なお不動産については、離婚後「今の場所に住むのか、手放すのか」で手続が変わってきます。
▼不動産を財産分与する流れ(手続の方法)
離婚後今の場所に誰も住まない ⇒ 財産を売却
離婚後、夫婦のいずれかが同じ場所に住み続ける ⇒ 住む側に不動産を譲渡する
※ 賃貸物件を処分する場合は、返還される敷金を均等に分与する流れとなります。
▼不動産を財産分与する流れ(手順)
1. 不動産分与の合意
はじめに夫婦で、不動産をどう分けるのか話し合いをします(財産分与の合意)
2. 評価する
処分をする場合には、不動産を査定し売却額を均等に分与します。
3. 財産を分与する
売却をする場合は、どちらか一方が住み続ける場合は、必要に応じて不動産の登記を行います。
不動産をはじめとする清算的財産分与は「手続きが面倒」と言われています。その理由は、預貯金や現金と違い、一旦「現金に換算」してから価値評価する必要があるからです。
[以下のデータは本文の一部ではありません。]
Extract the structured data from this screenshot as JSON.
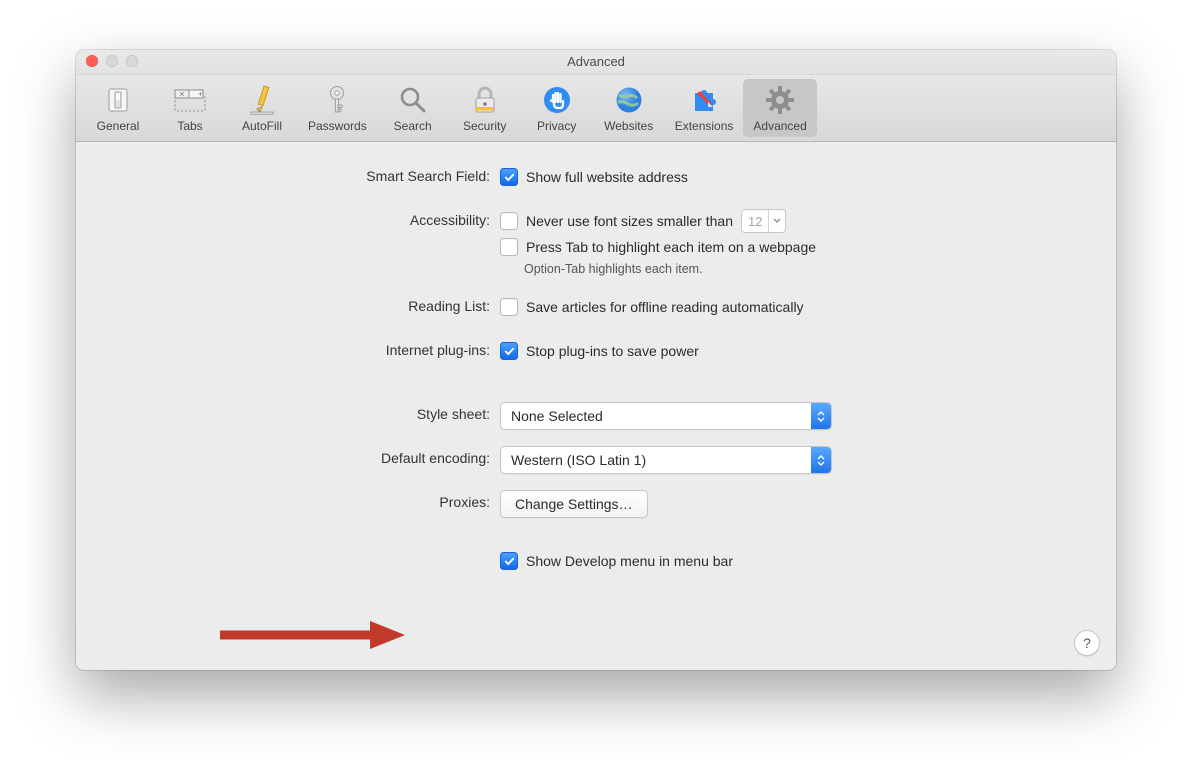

例えば、不動産を分ける場合には、財産価値を評価しなければなりません。
不動産の評価額には、時価、公示価格、基準地価、路線価、固定資産税評価額の5つがありますが、不動産会社に依頼をすれば、固定資産税評価額を基礎として「不動産の価値」が調査されます。
■不動産の財産分与と評価額
不動産の「評価額」は評価時期によって価格が変動します。このため、財産分与をする時点での評価額を財産分与の基準とします。なお、不動産などの財産は「いくらで売れるか」が重要視されますが、買ったときの値段は評価額として考慮されません。
評価額の計算については、素人で判断するのではなく、不動産業者など専門家に鑑定または査定を依頼するようにしてください。専門家に査定を依頼すれば、正確な価格を知ることができ、公平に財産分与をするのに役立ちます。